In Browning’s famous Victorian poem “Andrea del Sarto,” the titular speaker, an Italian Renaissance painter, justifies his way with his art by asserting that “a man’s reach should exceed his grasp, / Or what’s a heaven for?” Brenda Marshall titles her expansive and absorbing new historical novel Dakota: Or What’s a Heaven For. Marshall clearly used some late nineteenth-century models (think Middlemarch) to build her book, and she shares the love of detail, politics, and the historical moment those earlier novelists used as they slowly built their characters. This local novelist also obviously enjoys playing on the edge of older styles. For instance, consider this description of a cold morning on the American prairie: “The intricate geometry of frost lacing the windows would have been quite beautiful had it not introduced within the frozen world without.” It’s a lovely sentence, and it could have been written 150 years ago as part of a pastoral English setting.

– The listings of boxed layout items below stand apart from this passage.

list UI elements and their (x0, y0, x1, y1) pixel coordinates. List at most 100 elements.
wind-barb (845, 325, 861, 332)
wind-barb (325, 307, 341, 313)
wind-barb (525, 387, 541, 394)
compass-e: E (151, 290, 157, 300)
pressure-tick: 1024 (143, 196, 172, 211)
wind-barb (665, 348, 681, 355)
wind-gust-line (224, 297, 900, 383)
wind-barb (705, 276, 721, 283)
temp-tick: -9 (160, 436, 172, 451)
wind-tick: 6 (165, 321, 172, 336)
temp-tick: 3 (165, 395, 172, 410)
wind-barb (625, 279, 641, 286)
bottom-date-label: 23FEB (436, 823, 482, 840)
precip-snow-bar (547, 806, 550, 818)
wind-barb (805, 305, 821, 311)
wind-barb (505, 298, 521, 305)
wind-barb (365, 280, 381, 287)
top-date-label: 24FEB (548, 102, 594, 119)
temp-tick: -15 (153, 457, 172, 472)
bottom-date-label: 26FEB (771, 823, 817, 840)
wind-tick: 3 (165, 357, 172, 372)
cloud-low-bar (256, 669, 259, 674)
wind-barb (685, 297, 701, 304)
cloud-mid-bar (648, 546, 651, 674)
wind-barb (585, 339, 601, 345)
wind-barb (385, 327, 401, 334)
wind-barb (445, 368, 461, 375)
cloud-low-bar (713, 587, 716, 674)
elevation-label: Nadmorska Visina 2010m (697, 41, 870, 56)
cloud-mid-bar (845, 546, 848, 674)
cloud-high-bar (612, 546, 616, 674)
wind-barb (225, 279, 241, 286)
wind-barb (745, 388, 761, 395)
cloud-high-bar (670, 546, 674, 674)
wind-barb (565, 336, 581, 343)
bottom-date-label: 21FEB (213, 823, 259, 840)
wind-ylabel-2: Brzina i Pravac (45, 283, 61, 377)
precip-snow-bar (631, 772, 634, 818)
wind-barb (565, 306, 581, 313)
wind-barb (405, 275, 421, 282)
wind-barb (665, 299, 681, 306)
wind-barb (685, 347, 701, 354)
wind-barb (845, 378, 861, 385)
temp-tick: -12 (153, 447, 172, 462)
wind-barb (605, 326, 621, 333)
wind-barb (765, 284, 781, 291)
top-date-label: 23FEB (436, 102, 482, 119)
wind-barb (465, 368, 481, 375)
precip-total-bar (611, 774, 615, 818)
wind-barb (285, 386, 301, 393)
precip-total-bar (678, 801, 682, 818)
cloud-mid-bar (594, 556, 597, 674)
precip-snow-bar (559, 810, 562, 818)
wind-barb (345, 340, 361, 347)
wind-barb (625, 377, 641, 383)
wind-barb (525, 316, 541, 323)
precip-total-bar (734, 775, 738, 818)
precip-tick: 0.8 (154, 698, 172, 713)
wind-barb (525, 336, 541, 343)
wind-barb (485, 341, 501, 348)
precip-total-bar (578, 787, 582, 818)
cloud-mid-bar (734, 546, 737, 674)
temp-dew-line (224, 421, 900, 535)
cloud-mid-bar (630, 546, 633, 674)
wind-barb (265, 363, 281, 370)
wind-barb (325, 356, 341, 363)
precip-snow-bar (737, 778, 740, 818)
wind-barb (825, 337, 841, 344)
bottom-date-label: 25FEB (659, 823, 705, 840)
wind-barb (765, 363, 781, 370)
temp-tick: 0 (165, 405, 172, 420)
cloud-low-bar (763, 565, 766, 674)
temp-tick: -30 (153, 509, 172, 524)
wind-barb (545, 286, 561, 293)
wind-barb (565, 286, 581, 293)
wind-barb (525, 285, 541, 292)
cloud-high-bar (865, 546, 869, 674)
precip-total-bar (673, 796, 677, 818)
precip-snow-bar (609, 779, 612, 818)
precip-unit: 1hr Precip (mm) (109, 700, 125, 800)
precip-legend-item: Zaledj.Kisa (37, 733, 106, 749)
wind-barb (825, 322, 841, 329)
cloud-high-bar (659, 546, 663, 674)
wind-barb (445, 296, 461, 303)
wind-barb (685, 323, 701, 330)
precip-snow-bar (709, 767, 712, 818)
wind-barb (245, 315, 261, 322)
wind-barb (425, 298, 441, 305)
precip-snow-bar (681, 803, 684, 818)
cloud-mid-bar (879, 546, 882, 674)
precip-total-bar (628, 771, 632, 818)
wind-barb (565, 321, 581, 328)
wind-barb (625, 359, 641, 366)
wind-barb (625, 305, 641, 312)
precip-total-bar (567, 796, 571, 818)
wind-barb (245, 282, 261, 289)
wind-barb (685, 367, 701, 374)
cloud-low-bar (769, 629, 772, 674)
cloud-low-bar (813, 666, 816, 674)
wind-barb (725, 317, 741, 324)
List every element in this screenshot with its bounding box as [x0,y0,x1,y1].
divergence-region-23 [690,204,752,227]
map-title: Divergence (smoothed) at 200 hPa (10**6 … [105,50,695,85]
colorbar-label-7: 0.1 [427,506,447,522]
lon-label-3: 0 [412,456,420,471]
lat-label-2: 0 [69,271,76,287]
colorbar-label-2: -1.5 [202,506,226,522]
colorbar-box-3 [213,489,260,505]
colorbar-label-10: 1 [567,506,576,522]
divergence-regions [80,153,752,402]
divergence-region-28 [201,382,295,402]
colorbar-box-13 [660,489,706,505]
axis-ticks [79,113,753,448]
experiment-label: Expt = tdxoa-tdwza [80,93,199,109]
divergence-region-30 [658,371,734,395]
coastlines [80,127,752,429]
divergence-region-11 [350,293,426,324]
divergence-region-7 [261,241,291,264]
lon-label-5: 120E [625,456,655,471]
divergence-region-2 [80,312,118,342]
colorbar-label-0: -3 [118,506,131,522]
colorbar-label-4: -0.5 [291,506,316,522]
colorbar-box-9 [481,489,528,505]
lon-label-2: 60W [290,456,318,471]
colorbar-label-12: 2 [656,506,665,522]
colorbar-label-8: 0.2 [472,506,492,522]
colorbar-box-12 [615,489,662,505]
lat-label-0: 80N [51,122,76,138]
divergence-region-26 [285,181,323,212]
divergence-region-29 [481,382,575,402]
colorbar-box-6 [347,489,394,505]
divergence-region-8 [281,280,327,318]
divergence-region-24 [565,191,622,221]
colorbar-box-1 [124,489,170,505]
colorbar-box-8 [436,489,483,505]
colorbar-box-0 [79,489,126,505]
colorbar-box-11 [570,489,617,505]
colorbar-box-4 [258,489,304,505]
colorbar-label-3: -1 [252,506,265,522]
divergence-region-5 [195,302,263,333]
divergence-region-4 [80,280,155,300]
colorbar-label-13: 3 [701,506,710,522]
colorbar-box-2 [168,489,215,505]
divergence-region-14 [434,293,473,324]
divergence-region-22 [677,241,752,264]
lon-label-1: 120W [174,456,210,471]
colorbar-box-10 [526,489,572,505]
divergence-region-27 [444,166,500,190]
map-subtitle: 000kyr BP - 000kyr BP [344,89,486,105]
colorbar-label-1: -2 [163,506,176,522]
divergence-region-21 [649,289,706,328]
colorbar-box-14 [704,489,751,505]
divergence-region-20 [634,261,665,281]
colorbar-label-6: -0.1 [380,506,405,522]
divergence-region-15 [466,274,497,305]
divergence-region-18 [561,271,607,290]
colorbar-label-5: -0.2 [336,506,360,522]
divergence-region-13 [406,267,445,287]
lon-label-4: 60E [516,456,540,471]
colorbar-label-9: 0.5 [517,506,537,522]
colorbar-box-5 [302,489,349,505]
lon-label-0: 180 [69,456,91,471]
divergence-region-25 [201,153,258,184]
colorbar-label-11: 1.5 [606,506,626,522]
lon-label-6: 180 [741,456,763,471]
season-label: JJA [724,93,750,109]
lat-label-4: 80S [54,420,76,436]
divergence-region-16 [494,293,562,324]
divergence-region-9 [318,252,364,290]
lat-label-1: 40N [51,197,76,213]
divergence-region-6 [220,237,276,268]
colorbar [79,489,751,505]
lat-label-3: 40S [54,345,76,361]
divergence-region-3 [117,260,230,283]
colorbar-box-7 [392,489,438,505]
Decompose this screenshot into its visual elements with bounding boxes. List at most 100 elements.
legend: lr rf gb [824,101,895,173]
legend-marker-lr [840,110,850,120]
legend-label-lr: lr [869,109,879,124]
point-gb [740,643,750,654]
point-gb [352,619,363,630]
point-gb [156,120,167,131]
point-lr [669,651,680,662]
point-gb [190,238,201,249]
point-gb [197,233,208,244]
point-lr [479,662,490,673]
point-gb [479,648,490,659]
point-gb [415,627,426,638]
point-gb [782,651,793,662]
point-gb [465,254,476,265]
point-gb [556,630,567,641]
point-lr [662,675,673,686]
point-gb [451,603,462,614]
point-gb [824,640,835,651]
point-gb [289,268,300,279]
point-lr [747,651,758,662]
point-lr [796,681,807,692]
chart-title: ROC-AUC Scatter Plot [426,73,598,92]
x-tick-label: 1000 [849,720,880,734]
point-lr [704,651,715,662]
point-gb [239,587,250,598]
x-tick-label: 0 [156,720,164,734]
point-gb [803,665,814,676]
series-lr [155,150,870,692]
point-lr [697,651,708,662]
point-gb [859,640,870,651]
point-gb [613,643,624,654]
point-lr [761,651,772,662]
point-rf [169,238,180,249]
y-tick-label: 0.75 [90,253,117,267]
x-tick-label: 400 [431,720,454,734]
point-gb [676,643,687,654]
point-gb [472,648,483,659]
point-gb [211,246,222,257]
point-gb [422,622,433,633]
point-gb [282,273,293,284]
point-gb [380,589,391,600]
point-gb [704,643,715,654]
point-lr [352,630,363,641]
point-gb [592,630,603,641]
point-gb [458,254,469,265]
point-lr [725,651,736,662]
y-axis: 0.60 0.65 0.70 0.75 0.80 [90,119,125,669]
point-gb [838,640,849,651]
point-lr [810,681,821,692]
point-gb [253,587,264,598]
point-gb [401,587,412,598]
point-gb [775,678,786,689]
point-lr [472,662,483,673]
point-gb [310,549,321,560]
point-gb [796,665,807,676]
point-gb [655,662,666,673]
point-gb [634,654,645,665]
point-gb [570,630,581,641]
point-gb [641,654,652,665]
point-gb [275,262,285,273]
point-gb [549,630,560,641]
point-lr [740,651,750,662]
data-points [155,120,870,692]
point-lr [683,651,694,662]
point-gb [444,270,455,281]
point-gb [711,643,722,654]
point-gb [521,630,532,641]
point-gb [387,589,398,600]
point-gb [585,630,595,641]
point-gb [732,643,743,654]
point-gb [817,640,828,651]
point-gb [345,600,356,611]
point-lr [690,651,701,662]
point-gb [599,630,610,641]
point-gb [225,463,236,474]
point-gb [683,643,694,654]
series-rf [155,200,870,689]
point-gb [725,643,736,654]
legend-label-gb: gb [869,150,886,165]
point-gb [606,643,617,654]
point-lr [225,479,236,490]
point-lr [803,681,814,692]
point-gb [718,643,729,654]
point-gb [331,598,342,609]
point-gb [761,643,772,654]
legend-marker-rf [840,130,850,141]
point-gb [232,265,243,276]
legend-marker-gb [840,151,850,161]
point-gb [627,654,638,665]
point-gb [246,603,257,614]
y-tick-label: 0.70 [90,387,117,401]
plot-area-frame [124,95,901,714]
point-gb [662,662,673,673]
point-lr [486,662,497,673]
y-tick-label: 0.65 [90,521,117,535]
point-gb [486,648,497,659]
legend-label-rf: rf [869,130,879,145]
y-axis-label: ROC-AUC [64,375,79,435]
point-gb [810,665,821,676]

But it wasn’t, of course. It was written by a contemporary novelist writing a book placed in North Dakota, right at the time in the late 1800s when railroad moguls were running roughshod over the territory, planning to make as much money as they could, grabbing land and selling it to northern European immigrants, then gouging those new farmers to ship their produce back on the new railroads. Greed decided everything–from where a state capital ended up (Pierre, South Dakota!?!) to who married or slept with whom. One of the most beautiful landscapes on earth (or beautiful for those who love the uncluttered and seemingly infinite prairie) becomes the stage where some of the worst human characteristics are displayed. Or what’s a heaven for?

Marshall’s protagonist, Frances Bingham, is a poor girl of some social standing who marries into a Minnesota family with pretensions to wealth and power. The Binghams are associated with the Northern Pacific Railroad and are unwittingly used by even wealthier and greedier folks to control some of the early farmland in what would become North Dakota. Frances marries the Bingham son so she can be close to the real object of her affection, her husband’s invalid sister, Anna. The attraction between the women creates the emotional subtext of Marshall’s Dakota, but she shows exquisite restraint in her portrayal of the fear and barely acknowledged repression that controls their lives. To say that this is the “love that dare not speak its name” would be far too easy for these characters. It is a love that the characters cannot even allow themselves to recognize. But into this picture comes Kirsten Knudson, the daughter of penniless Norwegian homesteaders, who is one of the strongest and most winning characters I’ve met in any recent book. To my mind, she becomes the spiritual heart of this large and absorbing chronicle of one American moment and the people living through it. I’ll leave you to discover her on your own.

Brenda Marshall reads from Dakota at Nicola’s Books on November 10 and discusses it at the Hatcher Library Author’s Forum on November 17.